Just as the meaning of the word Western is shaped by culture, so is the meaning of the word civilization. In the ancient world, residents of cities generally viewed themselves as more advanced and sophisticated than rural folk — a judgment still made today. They saw themselves as more “civilized,” a word that comes from the Latin adjective civilis, which refers to a citizen, either of a town or of a larger political unit such as an empire.

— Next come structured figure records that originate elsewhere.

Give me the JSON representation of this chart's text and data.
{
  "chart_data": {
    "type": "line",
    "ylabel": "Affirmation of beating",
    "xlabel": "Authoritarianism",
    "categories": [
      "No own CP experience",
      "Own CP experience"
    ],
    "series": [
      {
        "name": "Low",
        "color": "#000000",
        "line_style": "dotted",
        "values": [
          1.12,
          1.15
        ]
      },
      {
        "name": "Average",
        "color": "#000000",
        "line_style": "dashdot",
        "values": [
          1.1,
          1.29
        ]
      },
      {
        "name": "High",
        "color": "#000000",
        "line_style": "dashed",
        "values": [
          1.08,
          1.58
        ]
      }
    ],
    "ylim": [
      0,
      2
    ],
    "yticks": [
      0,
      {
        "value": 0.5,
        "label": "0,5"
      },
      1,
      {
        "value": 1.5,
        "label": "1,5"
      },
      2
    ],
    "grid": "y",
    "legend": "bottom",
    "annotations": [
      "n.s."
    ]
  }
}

This depiction of people as either civilized or uncivilized was gradually extended to whole societies. Beginning in the eighteenth century, European scholars described any society in which political, economic, and social organizations operated on a large scale, not primarily through families and kin groups, as a civilization. Civilizations had cities; laws that governed human relationships; codes of manners and social conduct that regulated how people were to behave; and scientific, philosophical, and theological beliefs that explained the larger world. Civilizations also had some form of political organization, what political scientists call “the state,” through which one group was able to coerce resources out of others to engage in group endeavors, such as building large structures or carrying out warfare. States established armies, bureaucracies, and taxation systems. Generally only societies that used writing were judged to be civilizations, because writing allowed more permanent expression of thoughts, ideas, and feelings. Human societies in which people were nomadic or lived in small villages without formal laws, and in which traditions were passed down orally, were not regarded as civilizations.
Until the middle of the twentieth century, historians often referred to the places where writing and cities developed as “cradles of civilization,” proposing a model of development for all humanity patterned on that of an individual life span. However, the idea that all human societies developed (or should develop) on a uniform process from a “cradle” to a “mature” civilization has now been largely discredited, and some historians choose not to use the term civilization at all because it could imply that some societies are superior to others.
Just as the notion of “civilization” has been questioned, so has the notion of “Western civilization.” Ever since the idea of “Western civilization” was first developed, people have debated what its geographical extent and core values are. Are there certain beliefs, customs, concepts, and institutions that set Western civilization apart from other civilizations, and if so, when and how did these originate? How were these values and practices transmitted over space and time, and how did they change? No civilization stands alone, and each is influenced by its neighbors. Whatever Western civilization was — and is — it has been shaped by interactions with other societies, cultures, and civilizations, but the idea that there are basic distinctions between the West and the rest of the world in terms of cultural values has been very powerful for thousands of years, and it still shapes the way many people, including people in power, view the world.